Geisel School of Medicine at Dartmouth, USA

Title: ACAT1/SOAT1 as a therapeutic target for Alzheimer's disease

Biography

Biography: T Y Chang

Abstract

Alzheimer’s disease (AD) is the most common cause of dementia with no cure at present. Cholesterol metabolism is closely associated with AD at several stages. While brain only accounts for 2-3% of the body weight, it occupies 25% of the total body cholesterol.Cholesterol ester (CE) is the storage form of cholesterol. In normal brains, CE levels are less than 1% of free, unesterified cholesterol. However, in the vulnerable regions of brain samples from late-onset AD patients, CE levels were 80% higher; in the brains of three AD mouse models, the CE levels rose to values 3 to 11 fold higher than those in control mice. In addition, when fed with a high-cholesterol diet, the brain CE content in human ApoE4 knock-in mice was 3-fold higher than that in human ApoE3 knock-in mice.

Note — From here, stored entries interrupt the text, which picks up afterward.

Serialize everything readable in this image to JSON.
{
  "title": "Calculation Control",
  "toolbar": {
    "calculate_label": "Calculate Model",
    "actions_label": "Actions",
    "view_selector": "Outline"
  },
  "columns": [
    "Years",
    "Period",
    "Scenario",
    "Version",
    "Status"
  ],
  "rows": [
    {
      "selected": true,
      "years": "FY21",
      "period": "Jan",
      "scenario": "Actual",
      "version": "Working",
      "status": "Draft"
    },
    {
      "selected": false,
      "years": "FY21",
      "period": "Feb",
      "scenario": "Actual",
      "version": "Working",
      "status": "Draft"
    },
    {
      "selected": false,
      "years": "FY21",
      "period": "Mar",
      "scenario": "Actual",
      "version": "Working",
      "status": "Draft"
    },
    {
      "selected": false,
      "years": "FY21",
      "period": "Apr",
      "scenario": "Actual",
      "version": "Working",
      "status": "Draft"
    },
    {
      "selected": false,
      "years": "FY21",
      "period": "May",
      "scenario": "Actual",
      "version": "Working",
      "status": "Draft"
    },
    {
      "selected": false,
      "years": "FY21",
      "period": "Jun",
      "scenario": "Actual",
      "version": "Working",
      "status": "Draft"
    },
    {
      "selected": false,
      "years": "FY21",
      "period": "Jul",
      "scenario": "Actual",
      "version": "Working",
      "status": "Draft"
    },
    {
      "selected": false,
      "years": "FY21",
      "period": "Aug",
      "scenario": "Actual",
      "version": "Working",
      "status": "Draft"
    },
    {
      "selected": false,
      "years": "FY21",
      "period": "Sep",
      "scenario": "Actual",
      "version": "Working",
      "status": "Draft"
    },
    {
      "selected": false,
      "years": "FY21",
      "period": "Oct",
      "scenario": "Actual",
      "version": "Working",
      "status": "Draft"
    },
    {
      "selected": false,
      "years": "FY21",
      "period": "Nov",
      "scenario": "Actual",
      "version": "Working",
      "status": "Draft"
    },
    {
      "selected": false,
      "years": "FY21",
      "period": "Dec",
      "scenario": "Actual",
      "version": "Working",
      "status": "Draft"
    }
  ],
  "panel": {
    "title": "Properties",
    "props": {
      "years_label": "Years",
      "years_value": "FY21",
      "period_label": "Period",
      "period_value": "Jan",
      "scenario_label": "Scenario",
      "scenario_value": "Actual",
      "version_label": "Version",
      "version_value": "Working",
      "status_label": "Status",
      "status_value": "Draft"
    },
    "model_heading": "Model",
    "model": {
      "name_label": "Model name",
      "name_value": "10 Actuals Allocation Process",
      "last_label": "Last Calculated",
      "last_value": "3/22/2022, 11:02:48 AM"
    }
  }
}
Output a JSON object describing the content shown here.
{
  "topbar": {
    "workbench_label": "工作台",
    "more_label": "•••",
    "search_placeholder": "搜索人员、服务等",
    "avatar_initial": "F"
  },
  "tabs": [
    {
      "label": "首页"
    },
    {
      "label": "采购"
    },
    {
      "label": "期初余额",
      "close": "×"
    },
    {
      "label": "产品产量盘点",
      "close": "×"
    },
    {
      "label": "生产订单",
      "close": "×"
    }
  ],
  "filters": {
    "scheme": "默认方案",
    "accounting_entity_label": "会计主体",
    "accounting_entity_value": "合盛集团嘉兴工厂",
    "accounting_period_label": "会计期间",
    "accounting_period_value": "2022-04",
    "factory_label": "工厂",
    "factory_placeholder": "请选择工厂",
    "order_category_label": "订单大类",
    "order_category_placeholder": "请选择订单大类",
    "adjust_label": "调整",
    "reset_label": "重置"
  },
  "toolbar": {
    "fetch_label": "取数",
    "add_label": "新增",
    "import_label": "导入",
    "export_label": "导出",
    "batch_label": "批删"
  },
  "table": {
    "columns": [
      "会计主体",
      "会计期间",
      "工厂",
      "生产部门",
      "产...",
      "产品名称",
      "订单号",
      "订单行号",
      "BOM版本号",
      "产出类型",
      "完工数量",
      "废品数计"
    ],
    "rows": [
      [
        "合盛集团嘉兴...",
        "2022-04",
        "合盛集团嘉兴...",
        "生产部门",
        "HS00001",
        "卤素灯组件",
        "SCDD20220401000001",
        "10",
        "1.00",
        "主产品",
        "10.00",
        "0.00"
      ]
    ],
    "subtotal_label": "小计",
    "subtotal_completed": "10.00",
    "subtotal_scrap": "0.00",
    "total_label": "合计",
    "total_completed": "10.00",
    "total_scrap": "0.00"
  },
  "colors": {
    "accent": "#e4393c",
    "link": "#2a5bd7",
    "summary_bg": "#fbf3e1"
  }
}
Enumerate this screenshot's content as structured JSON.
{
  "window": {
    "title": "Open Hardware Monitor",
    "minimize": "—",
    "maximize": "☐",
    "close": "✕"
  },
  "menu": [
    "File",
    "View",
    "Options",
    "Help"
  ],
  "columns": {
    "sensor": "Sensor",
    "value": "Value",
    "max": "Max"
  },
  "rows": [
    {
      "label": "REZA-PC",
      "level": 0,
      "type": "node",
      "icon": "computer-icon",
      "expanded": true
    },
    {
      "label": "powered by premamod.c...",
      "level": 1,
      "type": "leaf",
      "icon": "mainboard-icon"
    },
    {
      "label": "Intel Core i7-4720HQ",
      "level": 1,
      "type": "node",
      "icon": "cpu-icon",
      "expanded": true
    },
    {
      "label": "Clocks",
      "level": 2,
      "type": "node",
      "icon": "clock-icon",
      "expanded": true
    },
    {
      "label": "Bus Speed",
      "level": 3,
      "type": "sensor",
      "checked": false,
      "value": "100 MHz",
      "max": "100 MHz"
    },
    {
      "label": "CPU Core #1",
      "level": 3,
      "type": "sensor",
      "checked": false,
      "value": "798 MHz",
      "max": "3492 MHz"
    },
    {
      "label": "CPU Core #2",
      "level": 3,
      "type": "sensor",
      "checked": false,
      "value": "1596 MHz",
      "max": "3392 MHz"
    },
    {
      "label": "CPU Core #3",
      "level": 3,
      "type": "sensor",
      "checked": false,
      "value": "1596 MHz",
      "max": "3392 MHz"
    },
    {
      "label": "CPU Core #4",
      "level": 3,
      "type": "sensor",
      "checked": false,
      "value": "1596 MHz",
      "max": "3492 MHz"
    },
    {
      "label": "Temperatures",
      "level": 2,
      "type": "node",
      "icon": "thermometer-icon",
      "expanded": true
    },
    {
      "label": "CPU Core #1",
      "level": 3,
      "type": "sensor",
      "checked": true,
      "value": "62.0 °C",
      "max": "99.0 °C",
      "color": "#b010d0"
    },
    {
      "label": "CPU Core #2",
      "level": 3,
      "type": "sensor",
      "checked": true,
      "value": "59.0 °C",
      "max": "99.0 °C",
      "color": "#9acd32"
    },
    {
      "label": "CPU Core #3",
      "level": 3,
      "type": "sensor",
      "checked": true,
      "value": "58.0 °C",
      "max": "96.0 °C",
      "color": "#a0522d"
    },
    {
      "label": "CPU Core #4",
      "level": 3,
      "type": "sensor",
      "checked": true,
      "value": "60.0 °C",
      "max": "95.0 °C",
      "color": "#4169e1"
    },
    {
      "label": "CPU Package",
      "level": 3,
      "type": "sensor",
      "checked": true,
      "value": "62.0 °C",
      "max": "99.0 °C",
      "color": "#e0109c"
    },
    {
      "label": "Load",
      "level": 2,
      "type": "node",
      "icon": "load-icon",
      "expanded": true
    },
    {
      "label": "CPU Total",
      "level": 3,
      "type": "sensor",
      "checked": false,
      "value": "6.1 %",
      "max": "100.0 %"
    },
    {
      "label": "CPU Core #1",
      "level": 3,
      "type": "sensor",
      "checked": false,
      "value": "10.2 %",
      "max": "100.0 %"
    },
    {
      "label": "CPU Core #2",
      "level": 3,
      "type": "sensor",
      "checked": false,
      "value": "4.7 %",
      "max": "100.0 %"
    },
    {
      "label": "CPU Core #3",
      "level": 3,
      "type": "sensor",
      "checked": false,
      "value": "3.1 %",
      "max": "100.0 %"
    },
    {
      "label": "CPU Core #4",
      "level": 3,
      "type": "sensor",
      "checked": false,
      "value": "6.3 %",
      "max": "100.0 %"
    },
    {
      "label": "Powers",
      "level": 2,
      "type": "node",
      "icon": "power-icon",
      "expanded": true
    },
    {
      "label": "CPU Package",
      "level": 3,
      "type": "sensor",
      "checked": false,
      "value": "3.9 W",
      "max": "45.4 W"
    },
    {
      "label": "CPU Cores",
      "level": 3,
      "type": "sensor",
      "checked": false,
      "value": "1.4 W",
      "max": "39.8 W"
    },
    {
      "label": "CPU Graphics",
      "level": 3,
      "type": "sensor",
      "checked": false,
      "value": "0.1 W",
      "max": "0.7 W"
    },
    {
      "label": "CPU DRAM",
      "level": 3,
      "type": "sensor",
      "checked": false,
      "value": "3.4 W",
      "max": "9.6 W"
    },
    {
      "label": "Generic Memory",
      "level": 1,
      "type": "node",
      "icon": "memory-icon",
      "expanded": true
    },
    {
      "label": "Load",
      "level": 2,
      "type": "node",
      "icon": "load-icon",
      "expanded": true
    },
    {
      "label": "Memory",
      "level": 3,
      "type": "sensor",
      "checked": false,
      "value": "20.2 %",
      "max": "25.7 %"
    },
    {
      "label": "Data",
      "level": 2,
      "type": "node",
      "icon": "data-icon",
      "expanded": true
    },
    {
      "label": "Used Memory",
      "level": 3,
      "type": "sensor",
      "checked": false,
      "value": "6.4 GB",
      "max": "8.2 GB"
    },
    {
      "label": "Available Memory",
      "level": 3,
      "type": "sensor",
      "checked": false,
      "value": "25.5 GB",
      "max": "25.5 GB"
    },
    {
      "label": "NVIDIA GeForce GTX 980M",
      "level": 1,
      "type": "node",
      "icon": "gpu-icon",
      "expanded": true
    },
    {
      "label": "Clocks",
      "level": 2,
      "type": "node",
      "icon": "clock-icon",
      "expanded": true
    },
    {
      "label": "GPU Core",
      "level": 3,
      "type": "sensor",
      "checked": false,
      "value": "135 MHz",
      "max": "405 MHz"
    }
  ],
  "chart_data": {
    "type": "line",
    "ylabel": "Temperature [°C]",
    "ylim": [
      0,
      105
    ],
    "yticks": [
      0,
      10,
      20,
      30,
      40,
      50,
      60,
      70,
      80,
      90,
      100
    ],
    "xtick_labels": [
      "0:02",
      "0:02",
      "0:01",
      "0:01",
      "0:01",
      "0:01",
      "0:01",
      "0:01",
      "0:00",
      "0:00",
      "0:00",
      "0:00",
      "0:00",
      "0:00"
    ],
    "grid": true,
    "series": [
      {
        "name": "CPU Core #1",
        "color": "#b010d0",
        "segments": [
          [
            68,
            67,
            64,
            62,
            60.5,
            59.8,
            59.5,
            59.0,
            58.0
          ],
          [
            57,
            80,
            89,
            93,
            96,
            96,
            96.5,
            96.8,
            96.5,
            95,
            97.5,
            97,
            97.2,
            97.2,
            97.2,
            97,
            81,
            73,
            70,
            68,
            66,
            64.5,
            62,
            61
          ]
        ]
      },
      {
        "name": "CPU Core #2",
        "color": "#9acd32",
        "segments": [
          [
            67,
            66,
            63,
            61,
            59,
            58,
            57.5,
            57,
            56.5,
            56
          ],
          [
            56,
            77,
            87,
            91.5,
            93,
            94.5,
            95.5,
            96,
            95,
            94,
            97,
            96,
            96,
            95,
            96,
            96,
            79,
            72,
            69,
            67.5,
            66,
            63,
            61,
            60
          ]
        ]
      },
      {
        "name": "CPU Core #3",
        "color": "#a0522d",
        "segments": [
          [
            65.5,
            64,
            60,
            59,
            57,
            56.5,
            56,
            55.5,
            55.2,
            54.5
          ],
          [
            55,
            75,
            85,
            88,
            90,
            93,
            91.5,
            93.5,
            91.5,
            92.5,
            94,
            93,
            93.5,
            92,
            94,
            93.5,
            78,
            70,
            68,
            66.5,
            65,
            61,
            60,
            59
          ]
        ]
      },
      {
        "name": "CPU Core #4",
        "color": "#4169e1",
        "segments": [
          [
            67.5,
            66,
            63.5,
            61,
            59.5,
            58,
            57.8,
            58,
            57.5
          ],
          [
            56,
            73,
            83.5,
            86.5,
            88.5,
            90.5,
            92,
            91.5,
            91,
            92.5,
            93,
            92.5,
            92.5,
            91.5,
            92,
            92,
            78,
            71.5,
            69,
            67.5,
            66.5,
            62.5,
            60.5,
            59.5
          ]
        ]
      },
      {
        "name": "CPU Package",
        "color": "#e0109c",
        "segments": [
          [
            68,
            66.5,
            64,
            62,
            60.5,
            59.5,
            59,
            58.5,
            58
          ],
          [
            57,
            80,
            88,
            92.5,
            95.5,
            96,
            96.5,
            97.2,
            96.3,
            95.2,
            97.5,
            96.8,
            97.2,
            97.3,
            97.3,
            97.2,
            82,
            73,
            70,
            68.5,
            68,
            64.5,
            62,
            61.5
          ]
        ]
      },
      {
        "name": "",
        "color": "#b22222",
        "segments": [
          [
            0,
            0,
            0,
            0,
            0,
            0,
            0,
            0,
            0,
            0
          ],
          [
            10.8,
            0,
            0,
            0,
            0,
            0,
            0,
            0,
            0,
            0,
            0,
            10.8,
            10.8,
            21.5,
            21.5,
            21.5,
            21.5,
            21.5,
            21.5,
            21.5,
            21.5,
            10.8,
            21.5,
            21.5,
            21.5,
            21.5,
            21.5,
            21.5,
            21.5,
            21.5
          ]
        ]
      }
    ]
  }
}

These observations suggest a causal relationship between AD and increased CE content in the brain. Acyl-CoA:cholesterol acyltransferase 1 (ACAT1) converts free cholesterol to cholesteryl esters, and plays important roles in cellular cholesterol homeostasisin various tissues including the brain. Recent studies show that in a mouse model, blocking ACAT1 provides multiple beneficial effects on AD. Here I review the current evidence that implicates ACAT1 as a therapeutic target for AD. I also discuss the potential usage of various ACAT inhibitors currently available to treat AD.